Brasília — Em um movimento que intensifica o escrutínio sobre o inquérito que apura fraudes bilionárias envolvendo o Banco Master, o senador Alessandro Vieira (MDB-SE) protocolou, nesta quinta-feira (12), um requerimento junto à Procuradoria-Geral da República (PGR). O parlamentar solicita que o órgão encaminhe ao Supremo Tribunal Federal (STF) um pedido formal de suspeição do ministro Dias Toffoli na relatoria do caso, apontando possíveis conflitos de interesse que poderiam comprometer a imparcialidade do magistrado.
Argumentos do Senador e o Pedido de Investigação Adicional
O senador Alessandro Vieira, que também atua como relator da Comissão Parlamentar de Inquérito (CPI) sobre o crime organizado, fundamenta sua solicitação na existência de indícios que colocariam em xeque a permanência de Toffoli na condução do processo. Segundo o documento enviado à PGR, há uma preocupação com um suposto vínculo comercial onde o ministro, em tese, poderia ser beneficiário de recursos relacionados aos investigados. Vieira enfatiza que “a existência de um vínculo comercial em que o julgador figuraria, em tese, como beneficiário de recursos pagos pelo investigado mitigaria de forma intensa a imparcialidade do ministro Dias Toffoli”.

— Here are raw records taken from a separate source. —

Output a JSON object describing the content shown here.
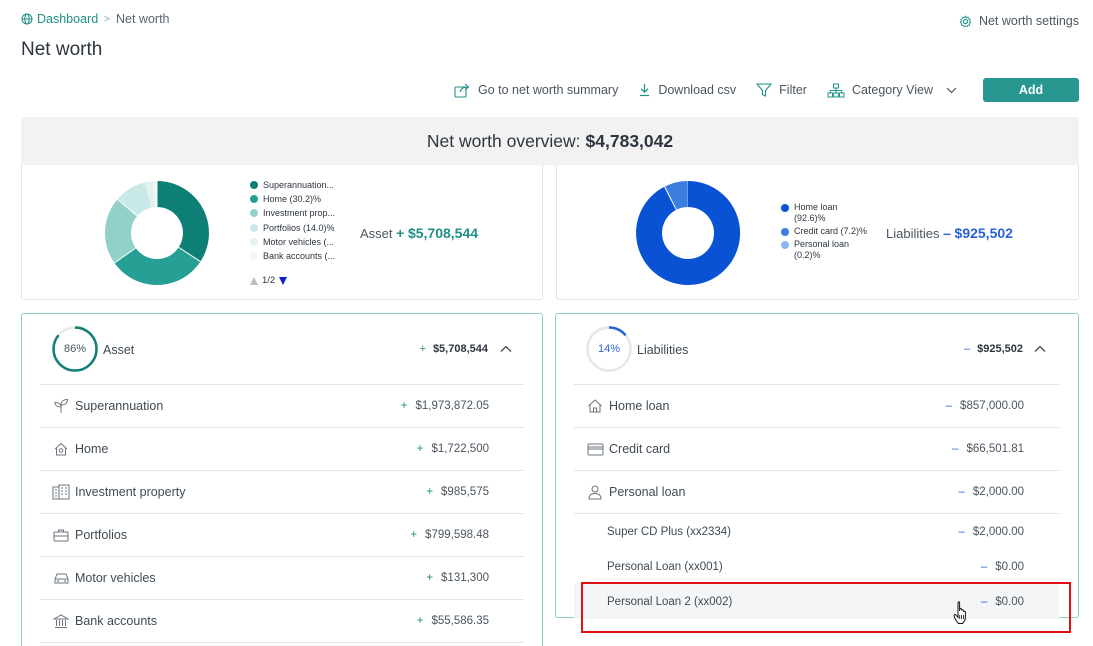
{
  "breadcrumb": {
    "home": "Dashboard",
    "separator": ">",
    "current": "Net worth"
  },
  "page_title": "Net worth",
  "settings_label": "Net worth settings",
  "toolbar": {
    "summary": "Go to net worth summary",
    "download": "Download csv",
    "filter": "Filter",
    "category_view": "Category View",
    "add": "Add"
  },
  "overview": {
    "label": "Net worth overview:",
    "value": "$4,783,042"
  },
  "asset_chart": {
    "legend": [
      {
        "label": "Superannuation...",
        "color": "#0d7f75"
      },
      {
        "label": "Home (30.2)%",
        "color": "#26a094"
      },
      {
        "label": "Investment prop...",
        "color": "#92d1ca"
      },
      {
        "label": "Portfolios (14.0)%",
        "color": "#c8e9e5"
      },
      {
        "label": "Motor vehicles (...",
        "color": "#e3f2f0"
      },
      {
        "label": "Bank accounts (...",
        "color": "#f2f7f6"
      }
    ],
    "pager": "1/2",
    "total_label": "Asset",
    "total_sign": "+",
    "total_value": "$5,708,544"
  },
  "liab_chart": {
    "legend": [
      {
        "label": "Home loan",
        "label2": "(92.6)%",
        "color": "#0a52d4"
      },
      {
        "label": "Credit card (7.2)%",
        "label2": "",
        "color": "#3a7ee0"
      },
      {
        "label": "Personal loan",
        "label2": "(0.2)%",
        "color": "#8cb5ee"
      }
    ],
    "total_label": "Liabilities",
    "total_sign": "–",
    "total_value": "$925,502"
  },
  "asset_panel": {
    "percent": "86%",
    "percent_value": 0.86,
    "label": "Asset",
    "sign": "+",
    "total": "$5,708,544",
    "rows": [
      {
        "icon": "seedling-icon",
        "name": "Superannuation",
        "sign": "+",
        "amount": "$1,973,872.05"
      },
      {
        "icon": "home-icon",
        "name": "Home",
        "sign": "+",
        "amount": "$1,722,500"
      },
      {
        "icon": "building-icon",
        "name": "Investment property",
        "sign": "+",
        "amount": "$985,575"
      },
      {
        "icon": "briefcase-icon",
        "name": "Portfolios",
        "sign": "+",
        "amount": "$799,598.48"
      },
      {
        "icon": "car-icon",
        "name": "Motor vehicles",
        "sign": "+",
        "amount": "$131,300"
      },
      {
        "icon": "bank-icon",
        "name": "Bank accounts",
        "sign": "+",
        "amount": "$55,586.35"
      }
    ]
  },
  "liab_panel": {
    "percent": "14%",
    "percent_value": 0.14,
    "label": "Liabilities",
    "sign": "–",
    "total": "$925,502",
    "rows": [
      {
        "icon": "house-outline-icon",
        "name": "Home loan",
        "sign": "–",
        "amount": "$857,000.00"
      },
      {
        "icon": "credit-card-icon",
        "name": "Credit card",
        "sign": "–",
        "amount": "$66,501.81"
      },
      {
        "icon": "person-icon",
        "name": "Personal loan",
        "sign": "–",
        "amount": "$2,000.00"
      }
    ],
    "sub_rows": [
      {
        "name": "Super CD Plus (xx2334)",
        "sign": "–",
        "amount": "$2,000.00"
      },
      {
        "name": "Personal Loan (xx001)",
        "sign": "–",
        "amount": "$0.00"
      },
      {
        "name": "Personal Loan 2 (xx002)",
        "sign": "–",
        "amount": "$0.00"
      }
    ]
  }
}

Além do pedido de afastamento, o parlamentar reivindica a instauração de uma investigação específica para aprofundar a relação entre o ministro do STF e a Maridt Participações S.A. Esta empresa, controlada por familiares de Toffoli, teria realizado transações comerciais com fundos de investimentos que possuem ligação com o Banco Master. O senador argumenta que a manutenção da relatoria, diante dos fatos já relatados, feriria os princípios do devido processo legal e da moralidade administrativa, comprometendo a credibilidade da investigação e a percepção de imparcialidade da justiça perante a sociedade.
Descobertas da Polícia Federal e Reunião no Supremo
As revelações recentes da Polícia Federal (PF) adicionam uma camada de complexidade ao cenário. No início da semana, a PF informou ao presidente do Supremo, ministro Edson Fachin, sobre a descoberta de uma menção ao nome de Dias Toffoli em uma mensagem de celular de Daniel Vorcaro, ex-dono do Banco Master. O aparelho de Vorcaro havia sido apreendido durante uma busca e apreensão no âmbito do inquérito das fraudes, e o teor exato da menção segue sob segredo de justiça.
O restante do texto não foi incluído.